Arcato Labs, a Durham startup, is taking a new route raising growth capital to commercialize a product that reduces the discomfort of braces. Founded in 2011, the company raised $250,000 from Golden Pine Ventures and its team and hopes to raise $1 million to $1.5 million through new rules allowing the public solicitation of investors.

CEO Chris Meldrum tells WRAL TechWire the company, which shares an office with Golden Pine in Durham’s Underground at Main hub for entrepreneurs, was created by a Kentucky pharmacist, Dr. Michael Jay, who is also Fred Eshelman Chair and distinguished professor of molecular pharmaceutics at the University of North Carolina at Chapel Hill, and is an expert on drug delivery and formulations.

It plans to commercialize a patented wax with a time-released pain killer that can give braces wearers a break from the discomfort of first putting them on or adjustment.

Direct solicitation of investors

“We have reached certain internal mileposts in our development,” said Meldrum. “We need growth capital to fuel our growth and continue the process of commercializing our proprietary methods of sustained-release of anesthetics.

“We decided to raise capital under the new provisions that allow a company to issue securities directly to investors,” said Medrum. “We have established an automated, online due diligence process leading to an automated escrow and closing process, directed by Walter Daniels, our securities attorney.”

“Investors who may have an interest in exploring the offering can begin their investigation on the company’s investor relations page,” said Thomas Vass, the investment advisor to the company.

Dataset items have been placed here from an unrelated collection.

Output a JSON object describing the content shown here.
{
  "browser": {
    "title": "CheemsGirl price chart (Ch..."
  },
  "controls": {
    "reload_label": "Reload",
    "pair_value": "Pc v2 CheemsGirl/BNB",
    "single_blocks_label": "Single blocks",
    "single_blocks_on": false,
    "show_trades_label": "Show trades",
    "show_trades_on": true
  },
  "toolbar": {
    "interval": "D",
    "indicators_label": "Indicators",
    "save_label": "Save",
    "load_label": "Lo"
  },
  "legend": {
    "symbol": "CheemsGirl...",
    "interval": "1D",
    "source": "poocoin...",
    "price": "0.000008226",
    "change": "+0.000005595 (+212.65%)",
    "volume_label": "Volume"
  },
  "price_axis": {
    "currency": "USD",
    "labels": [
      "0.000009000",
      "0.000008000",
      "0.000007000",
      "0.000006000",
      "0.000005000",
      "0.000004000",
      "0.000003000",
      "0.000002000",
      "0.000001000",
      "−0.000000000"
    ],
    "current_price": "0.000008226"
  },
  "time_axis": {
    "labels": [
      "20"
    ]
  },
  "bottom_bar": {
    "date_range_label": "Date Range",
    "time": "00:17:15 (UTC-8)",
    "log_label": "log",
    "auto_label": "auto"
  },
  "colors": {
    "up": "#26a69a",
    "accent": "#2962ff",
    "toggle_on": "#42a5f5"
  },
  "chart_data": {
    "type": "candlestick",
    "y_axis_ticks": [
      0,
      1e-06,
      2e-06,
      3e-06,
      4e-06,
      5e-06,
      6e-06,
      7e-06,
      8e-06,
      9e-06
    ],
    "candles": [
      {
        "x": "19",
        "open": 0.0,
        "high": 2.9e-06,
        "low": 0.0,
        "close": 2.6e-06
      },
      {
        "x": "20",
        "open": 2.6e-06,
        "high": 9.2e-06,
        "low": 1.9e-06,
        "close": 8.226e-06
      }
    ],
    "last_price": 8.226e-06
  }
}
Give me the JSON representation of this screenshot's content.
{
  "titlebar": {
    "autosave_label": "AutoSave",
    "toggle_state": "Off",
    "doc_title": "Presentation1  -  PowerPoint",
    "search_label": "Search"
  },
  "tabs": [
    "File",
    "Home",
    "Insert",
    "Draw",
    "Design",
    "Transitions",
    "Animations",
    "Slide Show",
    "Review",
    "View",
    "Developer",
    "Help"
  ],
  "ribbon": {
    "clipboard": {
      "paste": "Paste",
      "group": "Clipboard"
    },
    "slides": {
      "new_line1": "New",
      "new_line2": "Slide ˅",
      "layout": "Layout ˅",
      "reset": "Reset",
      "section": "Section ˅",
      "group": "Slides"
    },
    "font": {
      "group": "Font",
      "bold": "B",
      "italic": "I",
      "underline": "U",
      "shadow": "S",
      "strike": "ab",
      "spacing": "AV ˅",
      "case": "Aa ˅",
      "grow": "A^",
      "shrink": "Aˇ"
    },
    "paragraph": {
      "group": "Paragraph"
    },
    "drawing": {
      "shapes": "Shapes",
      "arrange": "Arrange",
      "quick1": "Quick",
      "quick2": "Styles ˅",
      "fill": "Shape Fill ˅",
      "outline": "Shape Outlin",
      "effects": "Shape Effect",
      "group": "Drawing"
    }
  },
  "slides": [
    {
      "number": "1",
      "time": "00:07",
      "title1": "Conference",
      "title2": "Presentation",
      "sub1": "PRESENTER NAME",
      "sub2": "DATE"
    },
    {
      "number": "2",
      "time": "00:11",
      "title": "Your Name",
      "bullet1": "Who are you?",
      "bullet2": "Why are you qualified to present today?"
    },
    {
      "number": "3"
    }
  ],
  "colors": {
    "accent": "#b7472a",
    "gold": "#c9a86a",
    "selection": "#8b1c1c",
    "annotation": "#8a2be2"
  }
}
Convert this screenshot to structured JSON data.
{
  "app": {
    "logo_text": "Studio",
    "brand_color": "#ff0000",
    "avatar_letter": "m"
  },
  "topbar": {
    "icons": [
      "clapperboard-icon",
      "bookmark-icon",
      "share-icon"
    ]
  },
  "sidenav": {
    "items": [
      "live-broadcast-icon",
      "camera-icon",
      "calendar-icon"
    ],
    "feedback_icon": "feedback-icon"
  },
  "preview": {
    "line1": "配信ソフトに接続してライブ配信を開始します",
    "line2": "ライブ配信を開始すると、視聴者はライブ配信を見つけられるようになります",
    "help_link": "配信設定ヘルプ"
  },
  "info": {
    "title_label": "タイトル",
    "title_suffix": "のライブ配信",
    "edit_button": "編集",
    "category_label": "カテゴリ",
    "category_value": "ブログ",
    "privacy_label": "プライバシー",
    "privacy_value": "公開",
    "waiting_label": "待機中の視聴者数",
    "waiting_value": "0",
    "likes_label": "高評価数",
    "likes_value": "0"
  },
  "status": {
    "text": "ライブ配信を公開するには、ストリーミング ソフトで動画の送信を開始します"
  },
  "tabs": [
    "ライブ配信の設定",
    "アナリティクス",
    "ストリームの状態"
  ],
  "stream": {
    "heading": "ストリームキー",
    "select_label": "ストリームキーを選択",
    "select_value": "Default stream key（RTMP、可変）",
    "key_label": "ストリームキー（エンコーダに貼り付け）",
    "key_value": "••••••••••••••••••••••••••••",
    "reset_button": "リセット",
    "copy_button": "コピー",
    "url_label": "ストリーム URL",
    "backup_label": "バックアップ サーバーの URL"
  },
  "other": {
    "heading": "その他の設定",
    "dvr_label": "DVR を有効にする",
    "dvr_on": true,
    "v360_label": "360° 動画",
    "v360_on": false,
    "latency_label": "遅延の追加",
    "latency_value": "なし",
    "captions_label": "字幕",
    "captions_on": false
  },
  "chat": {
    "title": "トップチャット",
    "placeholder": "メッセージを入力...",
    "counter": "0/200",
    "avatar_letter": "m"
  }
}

We have an easy-to-understand due diligence process for investors on our platform, The Private Capital Market.

Vass says Arcato may be the first company in North Carolina to use this new fund raising method under regulation 506-c, the public solicitation of investors. “It’s a dramatically different model,” Vass said. “We’re doing totally Internet-based escrow and closing. It’s all based on computerized book entry.”

Liquidity in a secondary market

Computerized book entry allows for the development of a secondary market in private securities, Vass added, which creates liquidity for investors without requiring a company to exit via IPO or acquisition first, Vass explained.

“When you get liquidity in a secondary market, you have the chance to raise a lot more capital, “ Vass said.

The market for the oral wax Arcato wants to commercialize is not huge, so the company could have trouble raising money through more traditional angel and venture capital means. There are about four million new brace wearers, 80-percent under 18.

Based on the frequency of orthodontist visits for brace patients, Arcato estimates a total untapped market for a brace discomfort product such as OraWax, which will cost about $200 per adjustment, is greater than $350 million per year.

According to the company’s “Quick Deal overview,” OraWax is a wax-based product that has an over-the-counter anesthetic (benzocaine) incorporated into its matrix, which provides sustained release over a period of several hours. In a controlled clinical study in patients who were being fitted with braces for the first time, OraWax was compared to regular, unmedicated orthodontic wax.

The control group received regular, unmedicated wax, and the experimental group received the medicated OraWax. Patients using OraWax experienced a four-fold decrease in reported pain. The differences in pain relief were seen as early as one hour after administration, and for as long as 56 hours.